Securities and Exchange Commission
- [Release No. 34-102889 File No. 600-44]
I. Introduction
On December 13, 2024, CME Securities Clearing, Inc. (“CMESC”) filed with the Securities and Exchange Commission (“Commission”) an application on Form CA-1 (“Application”) under section 17A of the Securities Exchange Act of 1934 (“Exchange Act”) seeking to register as a clearing agency.[1] Notice of the Application was published for comment in the Federal Register on January 22, 2025.[2]
The Commission received comments on the Application.[3] Each commenter either expressed support for the Application or generally expressed support for the expansion of access to the clearing of transactions in U.S. Treasury securities through the approval of new clearing agencies.[4] The commenters also recommended that CMESC consider changes to the Application that, among other things, would address regulatory capital concerns for participants in the clearing agency that are banking organizations,[5] modify its margining practices to facilitate the withdrawal of excess margin,[6] provide participants that are Members more control over actions taken by Users that would affect the Members' management of its financial risks,[7] clarify certain procedures that permit a User to have a direct relationship with CMESC,[8] and modify certain risk management and default management provisions of its proposed rules to enhance risk management and reduce cost.[9]

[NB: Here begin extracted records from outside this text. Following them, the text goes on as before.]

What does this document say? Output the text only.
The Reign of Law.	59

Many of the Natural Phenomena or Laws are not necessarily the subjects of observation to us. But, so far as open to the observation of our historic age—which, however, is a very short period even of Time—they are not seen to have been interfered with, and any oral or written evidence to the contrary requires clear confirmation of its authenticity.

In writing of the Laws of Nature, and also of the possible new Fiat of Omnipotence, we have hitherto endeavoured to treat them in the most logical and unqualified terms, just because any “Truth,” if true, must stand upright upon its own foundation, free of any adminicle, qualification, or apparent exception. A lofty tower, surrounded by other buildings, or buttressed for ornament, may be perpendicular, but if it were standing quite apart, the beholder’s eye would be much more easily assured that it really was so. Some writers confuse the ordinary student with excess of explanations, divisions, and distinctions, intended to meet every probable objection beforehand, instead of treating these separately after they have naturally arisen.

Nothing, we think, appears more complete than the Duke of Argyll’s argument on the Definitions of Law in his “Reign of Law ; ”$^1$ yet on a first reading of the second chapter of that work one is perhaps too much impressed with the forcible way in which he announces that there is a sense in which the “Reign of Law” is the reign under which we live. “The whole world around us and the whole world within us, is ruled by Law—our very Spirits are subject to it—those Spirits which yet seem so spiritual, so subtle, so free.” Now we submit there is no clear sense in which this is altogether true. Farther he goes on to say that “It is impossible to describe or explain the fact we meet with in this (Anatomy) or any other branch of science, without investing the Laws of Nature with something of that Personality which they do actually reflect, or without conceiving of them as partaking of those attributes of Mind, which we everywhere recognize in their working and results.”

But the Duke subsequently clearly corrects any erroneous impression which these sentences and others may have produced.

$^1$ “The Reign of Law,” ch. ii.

Section 19(a)(1) of the Exchange Act requires the Commission, within ninety days of the date of publication of notice of an application for registration as a clearing agency, or such longer period as to which the applicant consents, to, by order, grant such registration or institute proceedings to determine whether such registration should be denied.[10] This order institutes proceedings under section 19(a)(1)(B) of the Exchange Act to determine whether CMESC's Application for registration as a clearing agency should be granted or denied, and provides notice of the grounds for denial under consideration by the Commission, as set forth below.
II. Description of the Application
CMESC is applying to register as a clearing agency to provide central counterparty clearing services to market participants for their secondary cash market transactions in U.S. Treasury securities and transactions in repurchase and reverse repurchase agreements involving U.S. Treasury securities.[11] The Application provides detailed information regarding how CMESC proposes to satisfy the requirements of the Exchange Act. The proposed Rules of CMESC are included as Exhibit E-3 to CMESC's Application.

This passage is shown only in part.